Values of container types can be passed to YQL queries as input parameters or returned from YQL queries as columns of the set of results.
Container types can't be used as column data types for YDB tables.
Type | Declaration, example |
Description |
---|---|---|
List | List<Type> ,List<Int32> |
A variable-length sequence consisting of same-type elements. |
Dictionary | Dict<KeyType, ValueType> ,Dict<String,Int32> |
Set of key-value pairs with a fixed type of keys and values. |
Set | Set<KeyType> ,Set<String> |
A set of elements with a fixed type is a special case of a dictionary with the Void value type. |
Tuple | Tuple<Type1, ..., TypeN> ,Tuple<Int32,Double> |
Set of unnamed fixed-length elements with types specified for all elements. |
Structure | Struct<Name1:Type1, ..., NameN:TypeN> ,Struct<Name:String,Age:Int32> |
A set of named fields with specified value types, fixed at query start (must be data-independent). |
Stream | Stream<Type> ,Stream<Int32> |
Single-pass iterator by same-type values, not serializable |
Variant on tuple | Variant<Type1, Type2> ,Variant<Int32,String> |
A tuple known to have exactly one element filled |
Variant on structure | Variant<Name1:Type1, Name2:Type2> ,Variant<value:Int32,error:String> |
A structure known to have exactly one element filled |
Enumeration | Enum<Name1, Name2> ,Enum<value,error> |
A container with exactly one enumeration element selected and defined only by its name. |
If necessary, you can nest containers in any combination, for example, List<Tuple<Int32,Int32>>
.
In certain contexts, optional values can also be considered a container type (Optional<Type>
) that behaves like a list of length 0 or 1.

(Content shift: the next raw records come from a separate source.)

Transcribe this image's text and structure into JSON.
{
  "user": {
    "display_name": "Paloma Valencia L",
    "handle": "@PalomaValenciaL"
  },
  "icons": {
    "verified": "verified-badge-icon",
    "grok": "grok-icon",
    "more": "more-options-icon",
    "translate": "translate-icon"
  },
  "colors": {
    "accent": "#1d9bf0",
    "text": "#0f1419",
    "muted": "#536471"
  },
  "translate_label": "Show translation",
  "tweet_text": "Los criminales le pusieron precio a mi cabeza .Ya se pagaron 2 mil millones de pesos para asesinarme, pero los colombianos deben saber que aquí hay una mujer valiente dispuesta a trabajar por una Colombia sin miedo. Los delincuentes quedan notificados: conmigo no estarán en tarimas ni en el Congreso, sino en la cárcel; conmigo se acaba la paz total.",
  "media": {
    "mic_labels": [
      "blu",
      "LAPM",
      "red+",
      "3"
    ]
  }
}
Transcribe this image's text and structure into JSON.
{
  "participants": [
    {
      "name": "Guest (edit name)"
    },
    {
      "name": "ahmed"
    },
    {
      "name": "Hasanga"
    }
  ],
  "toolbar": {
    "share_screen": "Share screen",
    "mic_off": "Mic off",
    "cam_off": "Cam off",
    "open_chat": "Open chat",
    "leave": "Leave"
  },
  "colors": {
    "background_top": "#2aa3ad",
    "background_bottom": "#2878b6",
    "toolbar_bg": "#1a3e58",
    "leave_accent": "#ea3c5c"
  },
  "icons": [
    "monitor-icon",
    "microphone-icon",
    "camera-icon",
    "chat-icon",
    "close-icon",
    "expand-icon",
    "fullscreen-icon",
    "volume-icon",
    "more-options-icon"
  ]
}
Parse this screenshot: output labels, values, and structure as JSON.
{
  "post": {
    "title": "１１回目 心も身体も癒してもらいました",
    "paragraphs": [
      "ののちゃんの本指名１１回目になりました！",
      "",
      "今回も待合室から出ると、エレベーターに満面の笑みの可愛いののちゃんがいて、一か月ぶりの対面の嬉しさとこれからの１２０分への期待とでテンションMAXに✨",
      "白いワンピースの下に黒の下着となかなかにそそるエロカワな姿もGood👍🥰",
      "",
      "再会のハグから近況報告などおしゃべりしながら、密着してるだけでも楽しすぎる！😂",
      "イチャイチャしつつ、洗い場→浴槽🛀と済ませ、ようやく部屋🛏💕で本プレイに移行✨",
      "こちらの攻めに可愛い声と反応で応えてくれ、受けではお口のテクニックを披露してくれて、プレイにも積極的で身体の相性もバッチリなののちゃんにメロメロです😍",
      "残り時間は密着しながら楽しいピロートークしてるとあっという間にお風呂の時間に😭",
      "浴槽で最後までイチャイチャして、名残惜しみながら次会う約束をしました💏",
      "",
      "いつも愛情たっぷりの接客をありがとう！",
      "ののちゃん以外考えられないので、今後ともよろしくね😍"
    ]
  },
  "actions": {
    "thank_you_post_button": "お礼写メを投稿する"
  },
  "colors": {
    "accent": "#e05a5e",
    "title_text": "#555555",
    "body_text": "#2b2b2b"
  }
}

To create literals of list containers, dictionary containers, set containers, tuple containers, or structure containers, you can use the operator notation.
To create a variant literal over a tuple or structure, use the function Variant.
To create an enumeration literal, use the function Enum.
To access the container elements, use a dot or square brackets, depending on the container type.